The tier system was a design decision that solved a real problem. The site holds three categories of work: the protocols and frameworks I’ve built (governance), the platforms and tools I use to implement them (infrastructure), and the finished projects those things produce (output). A visitor scanning the sidebar needs to know which layer they’re looking at without reading every label. The color does that job.

Blue sits at the top. Governance, protocols, the thinking layer. It carries the weight of the most architectural content on the site. Red sits in the middle. Infrastructure, platforms, the making layer. It signals where the tools live. Green sits at the bottom. Output, finished work, the results. It signals where the proof lives.

A visitor doesn’t analyze this. They absorb it. By the third page they’ve internalized the system without thinking about it. Blue pages feel like one kind of work. Green pages feel like another. The color did the sorting before the content did.

I learned this in catalog work at Sterling Publishing. Hundreds of pages. Seasonal titles, backlist titles, category breaks. The reader never studies a catalog. They navigate it. And color was the primary navigation layer.
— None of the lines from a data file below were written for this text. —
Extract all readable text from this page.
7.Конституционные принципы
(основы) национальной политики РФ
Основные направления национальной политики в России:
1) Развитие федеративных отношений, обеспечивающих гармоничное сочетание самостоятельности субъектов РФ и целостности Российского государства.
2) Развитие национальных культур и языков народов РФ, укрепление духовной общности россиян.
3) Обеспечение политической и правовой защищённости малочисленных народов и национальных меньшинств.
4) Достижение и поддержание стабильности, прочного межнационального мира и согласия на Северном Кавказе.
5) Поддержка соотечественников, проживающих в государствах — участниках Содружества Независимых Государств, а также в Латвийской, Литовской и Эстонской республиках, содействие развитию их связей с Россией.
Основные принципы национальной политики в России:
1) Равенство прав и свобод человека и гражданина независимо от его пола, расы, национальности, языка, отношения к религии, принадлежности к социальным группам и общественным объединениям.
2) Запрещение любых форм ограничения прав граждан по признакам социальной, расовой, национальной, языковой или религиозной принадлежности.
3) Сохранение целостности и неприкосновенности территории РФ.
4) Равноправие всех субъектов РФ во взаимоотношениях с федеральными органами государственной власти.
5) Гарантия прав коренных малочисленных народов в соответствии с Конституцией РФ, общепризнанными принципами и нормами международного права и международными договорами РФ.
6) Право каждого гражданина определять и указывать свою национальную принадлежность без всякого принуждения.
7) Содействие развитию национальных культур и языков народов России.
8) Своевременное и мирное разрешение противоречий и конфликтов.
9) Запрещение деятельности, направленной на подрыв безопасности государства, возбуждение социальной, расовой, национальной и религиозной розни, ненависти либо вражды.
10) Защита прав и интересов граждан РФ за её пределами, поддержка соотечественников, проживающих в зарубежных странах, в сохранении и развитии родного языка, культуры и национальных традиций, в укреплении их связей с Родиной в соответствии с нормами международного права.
Category headers in one hue, featured titles in another, price tiers in a third. The eye sorted the density before the brain processed any individual title.

The Aiden Jae brand system works the same way. Black and gold. Those two values carry the entire positioning before you see a single piece of jewelry. Black says premium. Gold says material. Together they say: this is real gold, presented with the gravity the material deserves. If I’d used pastels, the brand would land as casual before anyone looked at the product. Color placed the brand in its market before copy, before photography, before the customer read a word about recycled gold or ethical sourcing.

For Altrueism, the nonprofit, the palette had to do something different. It had to say “serious” without saying “corporate.” We used a muted, warm range that signaled investment and care without the visual language of a bank or a law firm. The wrong palette would have positioned the organization as either too casual (this isn’t a real nonprofit) or too sterile (this is a bureaucracy pretending to have a heart). The color had to carry credibility and warmth at the same time.

I think about this every time I make a color decision. Color is not the last thing you apply. It’s one of the first things the viewer receives. It positions before content does. It sorts before labels do. And when it’s wrong, everything that follows fights against it.

The RGB tier system on this site is a small example of a large principle: color carries information. Treat it as decoration and the information goes unmanaged. Treat it as structure and it does load-bearing work before a single sentence lands.